Глава II. ДВА ВИКАРИЯ, ИЛИ ОБВИНЕНИЕ В ГРАБЕЖЕ (2)

[1] [2] [3] [4]

Когда сей безнадежный аристократ стал проповедовать чистоту тела и смирение духа людям, у которых дух едва держится в теле, аудитория возненавидела и его, и меня. Я принял участие в его незаслуженном спасении, последовал за его спасителем и очутился (как уже было сказано) на стене довольно мрачного сада, окутанного пеленою тумана. Там взглянул я на священника и вора и, по внезапному вдохновению, решил, что вор гораздо лучше священника. Вор казался таким же добрым и гуманным человеком, кроме того, он был бесстрашен и отзывчив к чужому несчастию, чем отнюдь не отличался священник. Высшим классам не свойственна добродетель. Я знал это отлично, так как сам принадлежу к высшим классам. Знал я также, что не слишком добродетельны и низшие классы, ибо я долгое время проживал среди них. Много евангельских текстов об отверженных и оскорбляемых пришли мне на ум, и у меня мелькнула мысль, что святых, пожалуй, следует причислить к разряду преступников. Пока Хоукинз спускался вниз по ступенькам, я ползком пробирался вверх по низкой, крутой синеватой сланцевой крыше – вслед за тем громадным субъектом, который, прыгая, несся вперед, как горилла, показывая мне дорогу.

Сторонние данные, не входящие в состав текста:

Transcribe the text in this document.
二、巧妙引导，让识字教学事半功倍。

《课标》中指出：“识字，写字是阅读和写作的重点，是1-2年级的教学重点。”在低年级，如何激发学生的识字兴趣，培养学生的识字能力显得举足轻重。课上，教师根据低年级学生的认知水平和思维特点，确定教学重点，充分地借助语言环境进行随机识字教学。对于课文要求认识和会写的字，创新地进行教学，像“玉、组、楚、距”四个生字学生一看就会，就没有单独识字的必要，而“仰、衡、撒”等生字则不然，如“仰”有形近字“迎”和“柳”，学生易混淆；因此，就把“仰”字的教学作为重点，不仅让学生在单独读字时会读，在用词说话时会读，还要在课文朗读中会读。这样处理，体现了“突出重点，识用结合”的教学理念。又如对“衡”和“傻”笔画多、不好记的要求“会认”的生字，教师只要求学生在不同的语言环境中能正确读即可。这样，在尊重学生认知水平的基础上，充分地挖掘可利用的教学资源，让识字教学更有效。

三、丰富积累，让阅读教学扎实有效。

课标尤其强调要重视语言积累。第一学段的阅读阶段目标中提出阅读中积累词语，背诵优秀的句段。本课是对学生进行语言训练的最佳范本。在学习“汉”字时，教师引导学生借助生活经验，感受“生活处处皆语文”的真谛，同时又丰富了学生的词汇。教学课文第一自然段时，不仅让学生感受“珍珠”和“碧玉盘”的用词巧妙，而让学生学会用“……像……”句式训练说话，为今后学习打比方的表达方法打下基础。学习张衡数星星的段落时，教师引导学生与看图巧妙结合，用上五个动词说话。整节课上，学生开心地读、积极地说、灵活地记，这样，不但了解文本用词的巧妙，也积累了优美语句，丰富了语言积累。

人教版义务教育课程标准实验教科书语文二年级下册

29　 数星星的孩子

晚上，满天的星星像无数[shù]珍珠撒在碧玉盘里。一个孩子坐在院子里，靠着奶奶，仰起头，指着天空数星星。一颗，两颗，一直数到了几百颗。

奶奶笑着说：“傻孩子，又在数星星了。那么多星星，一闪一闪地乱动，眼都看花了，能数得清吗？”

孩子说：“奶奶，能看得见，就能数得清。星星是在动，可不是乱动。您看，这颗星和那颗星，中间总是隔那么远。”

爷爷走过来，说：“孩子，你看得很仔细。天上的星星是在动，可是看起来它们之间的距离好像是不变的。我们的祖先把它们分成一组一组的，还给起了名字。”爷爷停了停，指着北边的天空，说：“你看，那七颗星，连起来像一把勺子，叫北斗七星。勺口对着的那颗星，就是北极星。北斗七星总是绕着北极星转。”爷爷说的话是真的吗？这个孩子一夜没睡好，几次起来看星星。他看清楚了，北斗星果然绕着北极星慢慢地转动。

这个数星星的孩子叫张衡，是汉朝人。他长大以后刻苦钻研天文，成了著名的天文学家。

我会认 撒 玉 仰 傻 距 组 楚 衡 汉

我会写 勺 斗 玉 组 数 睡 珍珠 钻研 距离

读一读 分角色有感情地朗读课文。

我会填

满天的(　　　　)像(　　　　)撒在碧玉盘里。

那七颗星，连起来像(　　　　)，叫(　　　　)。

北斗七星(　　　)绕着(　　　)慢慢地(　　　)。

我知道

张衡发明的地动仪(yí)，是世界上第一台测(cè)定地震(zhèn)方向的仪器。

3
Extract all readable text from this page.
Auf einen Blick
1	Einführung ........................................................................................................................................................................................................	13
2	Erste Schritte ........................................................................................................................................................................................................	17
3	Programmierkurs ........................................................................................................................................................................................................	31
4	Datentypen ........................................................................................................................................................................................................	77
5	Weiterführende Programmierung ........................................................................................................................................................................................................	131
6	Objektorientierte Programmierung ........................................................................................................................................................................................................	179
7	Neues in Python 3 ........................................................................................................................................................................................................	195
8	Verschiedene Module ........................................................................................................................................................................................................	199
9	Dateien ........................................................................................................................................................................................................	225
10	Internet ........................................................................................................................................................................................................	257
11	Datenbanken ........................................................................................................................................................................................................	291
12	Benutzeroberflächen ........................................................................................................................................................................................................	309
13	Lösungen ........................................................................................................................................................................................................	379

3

Недолго взбирались мы кверху, и, несколько минут спустя, мы брели широкой полосою плоских крыш, которая была шире самых широких улиц. Там и сям торчали дымоходные трубы, во мгле они казались огромными, точно небольшие форты крепостей. Едкий запах тумана, казалось, разжигал мою злобу. Казалось, что небо и окружавшие нас предметы, обычно столь ясные, находились теперь во власти какого-то дьявола. Казалось, что высокие призраки в чалмах из тумана поднимаются выше солнца и луны, заслоняя их от нашего взора. Смутно вспомнились мне иллюстрации к «Тысяче и одной ночи» – на коричневой бумаге, исполненные роскошными, но темными красками с изображениями неземных духов, столпившихся вокруг печати Соломоновой[45]. Кстати, что такое Соломонова печать? Вряд ли имеет она что-либо общее с сургучной печатью, но моему усталому воображению тяжелые облака представлялись именно сургучом – густым и липким, опалового цвета, беспрерывно текущим из огромных котлов и застывающим в воздухе в форме чудовищных символов.

Узкие полосы тумана придавали всему окружающему мутный цвет горохового супа или черного кофе. Однако картина постепенно менялась. Мы стояли вверху, над крышами, в облаках дыма, рождающего туманы больших городов. Внизу поднимался целый лес дымоходных труб. И, точно цветы в горшках, высились в каждой трубе низкорослые кусты или высокие деревья разноцветного дыма. Дым был разноцветный, так как одни трубы вели к домашним очагам, другие – к фабрикам, а третьи – к печам, сжигающим мусор. И все же, хотя эти дымы и были самого разнообразного цвета, они одинаково казались сверхъестественными, точно шли они из кухни какой-нибудь ведьмы. Было похоже, что каждое из этих мерзостных и постыдных видений, теряя свою форму в кипящем котле, выделяло струю своего собственного, особого пара, цвета той рыбы или мяса, которые были брошены в этот котел. Вот вырвалось наружу темно-багровое облако, словно шло оно из каких-нибудь чаш, наполненных жертвенной кровью. А вот струи серо-синего дыма, точно длинные волосы ведьмы, вымоченные в адской похлебке. Из одной трубы валил дым безобразного желто-опалового цвета, словно растаявшая грязная восковая фигура. Рядом с ним змеилась яркая темно-зеленая сернистая полоса, словно арабская надпись...»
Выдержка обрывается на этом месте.